Environment Variables, Bundler Groups, and Jekyll

Posted on The Distress Signal | web-development

Oh my. If you’re working with Jekyll and rolling your own build and deployment process, chances are you’re slowly but surely accumulating sundry plugins, gems, and build scripts. Some of these are for local development, some are for deploying your site, some are for both—but configured differently for each. How do you manage all this? Bundler groups and environment variables are here to help.

Let’s say you’re using something like Jekyll-Assets to manage your asset pipeline. You want it to process your Sass, concatenate and compress your Javascript and CSS, and bust cache with url digests—but you don’t want it to do all that stuff all the time. Or maybe you’re including a LiveReload script in your page to automatically refresh the browser as you develop locally—no need to have that in production. Luckily, you can tell Jekyll what to do when by setting JEKYll_ENV. It defaults to "development" and you can set it when building or serving e.g. JEKYLL_ENV=production jekyll build. Most plugins like Jekyll-Assets will look for the variable and act accordingly—only compressing and digesting in production, etc. The variable is also available in your templates at jekyll.environment so you can include and exclude things as appropriate.

{% raw %}
{% unless jekyll.environment == 'production' %}
<script type="text/javascript" src="http://localhost:35729/livereload.js"></script>
{% endunless %}
{% endraw %}

When it comes to managing your site’s dependencies for a given environment, Bundler’s groups can help out. Organize your Gemfile into the approprate groups to make sure you’re loading the right gems when you need them.

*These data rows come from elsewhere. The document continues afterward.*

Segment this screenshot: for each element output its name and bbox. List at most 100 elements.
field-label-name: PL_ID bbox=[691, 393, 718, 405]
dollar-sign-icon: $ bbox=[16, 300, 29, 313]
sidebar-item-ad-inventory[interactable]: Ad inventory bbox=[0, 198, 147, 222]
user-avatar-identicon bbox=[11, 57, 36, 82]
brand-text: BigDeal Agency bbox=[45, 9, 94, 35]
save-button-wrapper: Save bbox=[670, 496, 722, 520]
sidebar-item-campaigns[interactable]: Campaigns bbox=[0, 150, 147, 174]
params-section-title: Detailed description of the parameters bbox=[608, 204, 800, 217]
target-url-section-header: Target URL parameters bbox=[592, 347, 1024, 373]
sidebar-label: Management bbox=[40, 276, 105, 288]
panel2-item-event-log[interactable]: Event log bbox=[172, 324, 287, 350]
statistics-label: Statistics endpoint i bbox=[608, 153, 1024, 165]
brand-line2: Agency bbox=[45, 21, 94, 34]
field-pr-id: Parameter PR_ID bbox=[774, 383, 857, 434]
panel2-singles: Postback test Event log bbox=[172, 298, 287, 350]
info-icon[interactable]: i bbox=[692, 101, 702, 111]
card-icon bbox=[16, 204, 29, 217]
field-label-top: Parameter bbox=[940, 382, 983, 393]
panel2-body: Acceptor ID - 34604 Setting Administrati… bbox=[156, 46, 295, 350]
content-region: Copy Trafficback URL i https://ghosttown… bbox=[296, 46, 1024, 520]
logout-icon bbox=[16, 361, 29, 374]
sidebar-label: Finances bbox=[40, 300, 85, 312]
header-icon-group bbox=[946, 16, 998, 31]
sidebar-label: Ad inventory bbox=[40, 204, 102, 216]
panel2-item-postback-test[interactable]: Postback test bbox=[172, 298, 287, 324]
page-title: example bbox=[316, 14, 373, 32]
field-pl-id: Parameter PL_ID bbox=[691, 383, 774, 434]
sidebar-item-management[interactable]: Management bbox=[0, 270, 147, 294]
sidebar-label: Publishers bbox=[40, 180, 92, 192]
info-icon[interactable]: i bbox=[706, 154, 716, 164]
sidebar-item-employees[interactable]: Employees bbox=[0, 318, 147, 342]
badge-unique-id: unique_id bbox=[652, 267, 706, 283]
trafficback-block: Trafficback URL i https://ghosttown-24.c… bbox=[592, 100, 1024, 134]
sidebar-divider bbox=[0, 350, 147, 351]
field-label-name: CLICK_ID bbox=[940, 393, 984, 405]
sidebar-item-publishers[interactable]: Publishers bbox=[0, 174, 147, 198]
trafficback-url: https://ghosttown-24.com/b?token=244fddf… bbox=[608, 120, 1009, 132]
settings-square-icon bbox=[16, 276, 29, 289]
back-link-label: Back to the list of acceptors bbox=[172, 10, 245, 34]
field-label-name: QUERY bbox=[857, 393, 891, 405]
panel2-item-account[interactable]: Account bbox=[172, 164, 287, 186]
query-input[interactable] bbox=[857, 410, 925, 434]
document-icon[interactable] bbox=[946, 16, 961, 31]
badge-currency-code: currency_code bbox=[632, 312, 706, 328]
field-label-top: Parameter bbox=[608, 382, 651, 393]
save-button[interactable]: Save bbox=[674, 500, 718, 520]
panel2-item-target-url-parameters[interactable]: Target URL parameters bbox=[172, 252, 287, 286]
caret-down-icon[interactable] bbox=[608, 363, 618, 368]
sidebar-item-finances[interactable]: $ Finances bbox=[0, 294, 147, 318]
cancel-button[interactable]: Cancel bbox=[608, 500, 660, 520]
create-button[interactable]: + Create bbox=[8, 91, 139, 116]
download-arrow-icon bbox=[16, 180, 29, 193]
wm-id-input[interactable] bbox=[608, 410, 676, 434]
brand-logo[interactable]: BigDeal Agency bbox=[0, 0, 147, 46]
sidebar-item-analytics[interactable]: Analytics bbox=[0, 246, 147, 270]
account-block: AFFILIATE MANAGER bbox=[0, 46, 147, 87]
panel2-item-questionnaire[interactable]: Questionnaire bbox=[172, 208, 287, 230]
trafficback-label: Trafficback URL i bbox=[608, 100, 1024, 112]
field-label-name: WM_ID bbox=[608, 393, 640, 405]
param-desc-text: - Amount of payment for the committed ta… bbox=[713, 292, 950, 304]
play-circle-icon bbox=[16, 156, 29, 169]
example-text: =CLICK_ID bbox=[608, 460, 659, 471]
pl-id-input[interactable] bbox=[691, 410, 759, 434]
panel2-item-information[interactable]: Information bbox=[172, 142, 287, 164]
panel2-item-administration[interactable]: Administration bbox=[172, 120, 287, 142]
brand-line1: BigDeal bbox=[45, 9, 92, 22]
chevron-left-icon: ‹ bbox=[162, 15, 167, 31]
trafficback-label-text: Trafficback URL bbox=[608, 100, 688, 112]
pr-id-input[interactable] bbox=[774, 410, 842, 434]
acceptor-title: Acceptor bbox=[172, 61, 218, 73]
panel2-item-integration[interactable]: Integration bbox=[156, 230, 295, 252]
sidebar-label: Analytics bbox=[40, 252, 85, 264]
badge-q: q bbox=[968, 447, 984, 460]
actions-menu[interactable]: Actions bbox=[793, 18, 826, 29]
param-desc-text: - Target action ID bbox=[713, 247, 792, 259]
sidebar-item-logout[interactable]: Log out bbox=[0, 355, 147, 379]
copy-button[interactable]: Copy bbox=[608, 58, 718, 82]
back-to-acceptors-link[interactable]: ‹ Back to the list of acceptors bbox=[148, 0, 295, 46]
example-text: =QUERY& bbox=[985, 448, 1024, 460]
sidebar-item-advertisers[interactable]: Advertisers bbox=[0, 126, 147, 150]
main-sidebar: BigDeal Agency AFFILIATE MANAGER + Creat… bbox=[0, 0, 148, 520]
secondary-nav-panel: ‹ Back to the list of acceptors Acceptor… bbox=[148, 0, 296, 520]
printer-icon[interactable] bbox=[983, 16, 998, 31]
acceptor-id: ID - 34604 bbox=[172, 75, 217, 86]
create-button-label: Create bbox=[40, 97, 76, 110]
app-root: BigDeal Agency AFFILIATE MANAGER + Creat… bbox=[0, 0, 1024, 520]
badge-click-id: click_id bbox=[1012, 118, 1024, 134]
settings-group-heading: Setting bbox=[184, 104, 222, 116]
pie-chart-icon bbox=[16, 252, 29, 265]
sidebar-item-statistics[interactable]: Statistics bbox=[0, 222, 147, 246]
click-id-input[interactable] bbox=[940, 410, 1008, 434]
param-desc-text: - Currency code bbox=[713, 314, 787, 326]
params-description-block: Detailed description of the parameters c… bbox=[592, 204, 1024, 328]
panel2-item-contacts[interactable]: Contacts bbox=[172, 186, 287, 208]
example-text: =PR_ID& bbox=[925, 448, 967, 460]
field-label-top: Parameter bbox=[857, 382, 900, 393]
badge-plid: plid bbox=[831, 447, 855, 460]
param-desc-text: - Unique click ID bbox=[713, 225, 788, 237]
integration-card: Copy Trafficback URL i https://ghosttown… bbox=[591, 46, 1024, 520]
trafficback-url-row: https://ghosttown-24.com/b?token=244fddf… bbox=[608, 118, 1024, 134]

source 'https://rubygems.org'

gem 'github-pages'
gem 'jekyll-paginate'

group :development do
  gem 'guard'
  gem 'guard-livereload'
end

group :production do
  gem 'rake'
  gem 'uglifier'
end

This is especially helpful when using something like a continuous integration service to build and deploy your site. By passing in the --without development flag as a bundler argument you can leave those gems behind and not bother loading them onto the build server since you don’t need them.